The Netherlands, UK and Norway are identified as strong markets for both green and blue hydrogen – taking a more technology-agnostic stance than Germany or the European Commission on how hydrogen should be produced. All three countries have a long history of natural gas production, whilst the UK and Netherlands have extensive usage of natural gas in heating – which could in the future be shifted towards hydrogen. All three countries have significant potential for carbon capture and storage (CCS), and a supportive policy environment towards this technology. The UK is yet to define a hydrogen strategy but has already consulted on possible business models and incentive schemes for CCS and hydrogen – and further details are expected to emerge in early 2021. Norway is furthest ahead within Europe in terms of the adoption of Fuel Cell Electric Vehicles, including Europe’s first fleet of hydrogen trucks.
France, Spain and Portugal look likely to emerge as leaders in green hydrogen production, facilitated by a rapid and extensive rollout of wind and solar generation capacity. Aurora expects solar capacity in Spain to increase more than five-fold between 2020 and 2040. This is likely to lead to longer periods of low power prices, which improves the economics of hydrogen production through electrolysis by lowering running costs. France is targeting 6.5GWs of electrolysers by 2030, with €7billion earmarked for green hydrogen projects, and is exploring hydrogen production from nuclear.
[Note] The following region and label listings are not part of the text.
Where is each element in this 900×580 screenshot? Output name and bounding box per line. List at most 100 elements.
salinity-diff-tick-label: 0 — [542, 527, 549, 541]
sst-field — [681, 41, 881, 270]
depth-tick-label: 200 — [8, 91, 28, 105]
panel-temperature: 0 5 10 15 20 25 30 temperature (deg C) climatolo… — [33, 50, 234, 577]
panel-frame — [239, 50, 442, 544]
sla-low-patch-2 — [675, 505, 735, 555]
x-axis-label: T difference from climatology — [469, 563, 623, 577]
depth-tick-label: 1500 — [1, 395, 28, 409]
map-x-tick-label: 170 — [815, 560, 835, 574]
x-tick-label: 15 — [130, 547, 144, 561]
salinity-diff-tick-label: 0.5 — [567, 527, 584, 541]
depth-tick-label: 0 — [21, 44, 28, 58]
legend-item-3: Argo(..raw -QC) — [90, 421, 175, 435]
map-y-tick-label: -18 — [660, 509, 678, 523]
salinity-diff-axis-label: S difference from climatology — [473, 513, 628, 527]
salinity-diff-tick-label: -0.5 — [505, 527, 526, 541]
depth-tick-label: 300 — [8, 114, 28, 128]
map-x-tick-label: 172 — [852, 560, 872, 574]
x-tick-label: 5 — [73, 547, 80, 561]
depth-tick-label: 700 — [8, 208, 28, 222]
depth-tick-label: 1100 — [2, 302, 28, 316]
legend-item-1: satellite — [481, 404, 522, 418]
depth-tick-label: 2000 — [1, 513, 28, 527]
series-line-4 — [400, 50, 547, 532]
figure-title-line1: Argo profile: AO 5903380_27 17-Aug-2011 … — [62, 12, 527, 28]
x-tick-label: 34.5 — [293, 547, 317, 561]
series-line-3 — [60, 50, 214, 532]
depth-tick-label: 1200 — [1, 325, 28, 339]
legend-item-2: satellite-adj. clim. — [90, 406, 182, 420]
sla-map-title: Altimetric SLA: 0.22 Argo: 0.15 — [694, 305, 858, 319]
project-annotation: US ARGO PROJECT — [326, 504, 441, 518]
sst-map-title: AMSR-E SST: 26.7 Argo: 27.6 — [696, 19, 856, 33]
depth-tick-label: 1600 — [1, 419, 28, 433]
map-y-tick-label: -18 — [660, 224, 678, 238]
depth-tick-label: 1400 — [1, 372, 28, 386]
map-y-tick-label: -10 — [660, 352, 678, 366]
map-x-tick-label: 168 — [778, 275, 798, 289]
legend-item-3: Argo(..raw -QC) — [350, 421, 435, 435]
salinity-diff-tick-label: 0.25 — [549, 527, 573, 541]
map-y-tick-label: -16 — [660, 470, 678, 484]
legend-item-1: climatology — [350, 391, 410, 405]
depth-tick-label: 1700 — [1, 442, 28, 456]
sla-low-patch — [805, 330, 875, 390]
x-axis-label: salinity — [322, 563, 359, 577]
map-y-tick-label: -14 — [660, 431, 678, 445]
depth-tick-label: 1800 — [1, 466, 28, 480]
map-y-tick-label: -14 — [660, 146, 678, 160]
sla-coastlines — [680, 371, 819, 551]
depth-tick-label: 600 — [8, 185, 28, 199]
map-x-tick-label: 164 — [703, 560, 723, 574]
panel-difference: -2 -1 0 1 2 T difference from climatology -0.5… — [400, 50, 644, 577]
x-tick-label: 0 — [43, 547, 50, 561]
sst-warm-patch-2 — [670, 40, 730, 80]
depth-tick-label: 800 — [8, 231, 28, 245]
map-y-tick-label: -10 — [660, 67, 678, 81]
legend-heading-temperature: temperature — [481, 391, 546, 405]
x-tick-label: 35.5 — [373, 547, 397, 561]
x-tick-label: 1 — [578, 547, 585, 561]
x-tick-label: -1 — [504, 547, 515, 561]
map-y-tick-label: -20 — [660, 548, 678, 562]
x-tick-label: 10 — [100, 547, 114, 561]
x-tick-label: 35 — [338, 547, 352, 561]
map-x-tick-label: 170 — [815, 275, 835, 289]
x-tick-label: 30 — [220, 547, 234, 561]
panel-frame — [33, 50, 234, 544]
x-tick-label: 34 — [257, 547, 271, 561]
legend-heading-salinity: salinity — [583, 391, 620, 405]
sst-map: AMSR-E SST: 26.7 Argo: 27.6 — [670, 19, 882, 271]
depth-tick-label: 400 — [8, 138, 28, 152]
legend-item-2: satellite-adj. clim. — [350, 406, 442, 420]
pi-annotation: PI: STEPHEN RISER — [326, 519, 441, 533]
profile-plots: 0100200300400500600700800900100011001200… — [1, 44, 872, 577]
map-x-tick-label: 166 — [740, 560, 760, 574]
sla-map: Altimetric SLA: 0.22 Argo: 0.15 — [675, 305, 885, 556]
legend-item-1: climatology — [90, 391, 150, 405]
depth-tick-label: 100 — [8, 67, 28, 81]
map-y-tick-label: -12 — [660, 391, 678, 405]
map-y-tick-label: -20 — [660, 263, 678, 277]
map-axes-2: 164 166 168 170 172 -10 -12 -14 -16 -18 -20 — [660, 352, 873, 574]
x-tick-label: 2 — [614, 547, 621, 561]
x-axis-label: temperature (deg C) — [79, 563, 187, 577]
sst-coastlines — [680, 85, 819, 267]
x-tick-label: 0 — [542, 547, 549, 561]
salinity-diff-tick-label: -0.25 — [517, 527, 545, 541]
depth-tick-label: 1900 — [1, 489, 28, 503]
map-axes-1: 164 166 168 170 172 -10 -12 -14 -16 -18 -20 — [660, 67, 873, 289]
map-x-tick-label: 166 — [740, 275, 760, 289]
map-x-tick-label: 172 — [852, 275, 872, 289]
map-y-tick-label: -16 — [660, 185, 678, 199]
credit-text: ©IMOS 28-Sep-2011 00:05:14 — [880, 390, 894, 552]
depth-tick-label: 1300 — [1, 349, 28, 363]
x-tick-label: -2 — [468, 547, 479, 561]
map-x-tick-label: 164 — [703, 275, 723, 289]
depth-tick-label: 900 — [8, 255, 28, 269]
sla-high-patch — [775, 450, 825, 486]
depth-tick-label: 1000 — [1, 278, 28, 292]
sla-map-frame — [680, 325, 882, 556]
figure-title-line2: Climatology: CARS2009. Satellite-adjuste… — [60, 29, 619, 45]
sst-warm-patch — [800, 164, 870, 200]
Anise Ganbold, Head of Global Commodities at Aurora Energy Research commented:
“In the last year and a half, the buzz around hydrogen has been picking up quickly. Hydrogen from low-carbon sources could play a key role in decarbonising Europe’s heaviest polluters, and some projects are already underway. However, there is huge potential for more investment – we estimate the market size of the hydrogen economy in Europe at up to EUR 120 billion by 2050.”
“Currently, the European market for hydrogen is small, and limited largely to oil refineries and ammonia for fertilisers. Aurora’s analysis suggests the market could grow eightfold by 2050, to 2,500TWh per year. At this size, the market value of hydrogen sales could reach EUR 120 billion by 2050.”
“Some projects are already underway to scale up hydrogen production, particularly for ‘green’ hydrogen production, which uses renewable electricity to split water. To decarbonise Europe by 2050, significantly more investment will be needed into all segments of the hydrogen supply chain. Aurora Energy Research in October launched its Hydrogen Market Attractiveness Rating (HyMAR), which assesses and ranks countries in Europe by their hydrogen investment potential. Our analysis concludes that Germany is now the leader in Europe, based on its developed policy, strong hydrogen demand outlook and significant growth in renewable electricity generation.”